On these nodes, the cron script is sonar-runner-batchless.cron and it will run the scripts sonar-batchless.sh and sysinfo.sh. The reason for this difference from the compute nodes is that job numbers must be synthesized by Sonar.

The following additional conditions have to be met on interactive nodes and login nodes

  • there shall be a user sonar with UID 502 (the same UID on all nodes) and homedir /home/sonar
  • user can be nologin
  • the directory /home/sonar shall exist
  • the owner of /home/sonar shall be sonar.whatever
  • normally /etc/security/access.conf allows everything, otherwise see above
  • the owner of /etc/cron.d/sonar shall be root.root
  • cron errors show up in the journal

Setting up

The setup procedure (building, creating a tar file, installing it) is largely as for the ML nodes except that the user is sonar and not sonar-runner.

Saga (cluster name: saga.sigma2.no)

When complete, the setup will be as for Fox (see above) except the work directory is /cluster/shared/sonar (instead of /cluster/var/sonar), and there is currently no requirement to use a lock file.

Betzy (cluster name: betzy.sigma2.no)

TBD, but likely as for Saga.

Test cluster (cluster name: naic-monitor.uio.no)

For testing, the production server will receive Sonar and Sysinfo data for the cluster naic-monitor.uio.no with arbitrary host names and at arbitrary times.

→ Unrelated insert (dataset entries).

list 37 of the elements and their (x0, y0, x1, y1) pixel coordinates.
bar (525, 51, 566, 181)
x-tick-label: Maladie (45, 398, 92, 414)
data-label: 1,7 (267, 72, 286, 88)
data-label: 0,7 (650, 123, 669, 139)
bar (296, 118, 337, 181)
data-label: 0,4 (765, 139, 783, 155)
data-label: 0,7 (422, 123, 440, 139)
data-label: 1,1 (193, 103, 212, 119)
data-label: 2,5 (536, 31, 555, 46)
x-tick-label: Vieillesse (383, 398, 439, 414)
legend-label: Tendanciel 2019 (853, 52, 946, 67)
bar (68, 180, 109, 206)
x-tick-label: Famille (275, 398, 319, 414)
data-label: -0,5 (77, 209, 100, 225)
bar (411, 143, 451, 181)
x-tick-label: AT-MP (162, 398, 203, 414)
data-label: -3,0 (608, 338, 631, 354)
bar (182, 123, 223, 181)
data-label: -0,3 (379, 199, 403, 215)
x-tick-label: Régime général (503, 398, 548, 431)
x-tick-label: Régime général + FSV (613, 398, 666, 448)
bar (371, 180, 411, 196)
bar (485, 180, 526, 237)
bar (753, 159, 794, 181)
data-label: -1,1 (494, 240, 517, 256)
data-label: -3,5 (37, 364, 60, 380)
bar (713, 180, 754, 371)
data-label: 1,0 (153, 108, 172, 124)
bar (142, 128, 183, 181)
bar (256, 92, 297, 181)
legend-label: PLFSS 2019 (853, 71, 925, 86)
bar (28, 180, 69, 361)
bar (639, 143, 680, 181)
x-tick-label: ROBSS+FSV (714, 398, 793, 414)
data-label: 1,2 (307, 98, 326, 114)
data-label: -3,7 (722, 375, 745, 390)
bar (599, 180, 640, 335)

See test-node/README.md for more information about how to use this.

Adding new compute clusters

Information about how to set up sonar on the server is in ../jobanalyzer-server/README.md.

(Possibly stale information) To complement information above, see the PR that added everything for Saga for an example of what a new node configuration might look like.

Building sonar

You need to install or load a compiler for Rust 1.74 or later to build sonar.

git clone https://github.com/NordicHPC/sonar.git
cd sonar
cargo build --release

The executable will appear in target/release/sonar. Test it by running target/release/sonar ps.

To check out Jobanalyzer:

git clone https://github.com/NAICNO/Jobanalyzer.git

Updating a live server

One does not simply copy new executables and scripts into place as this will create all sorts of problems.

If the only thing that has changed is the sonar executable then it can normally be mv'd into place without stopping anything; any running sonar processes will have a handle to the original file while still executing.

For everything else, generally the safest bet is to spin down the cron job by removing /etc/cron.d/sonar. This has to be done once per node.

Then, once sonar is not running (pgrep sonar returning no hits is a good indication), the new files can be put in place, and the cron job restarted.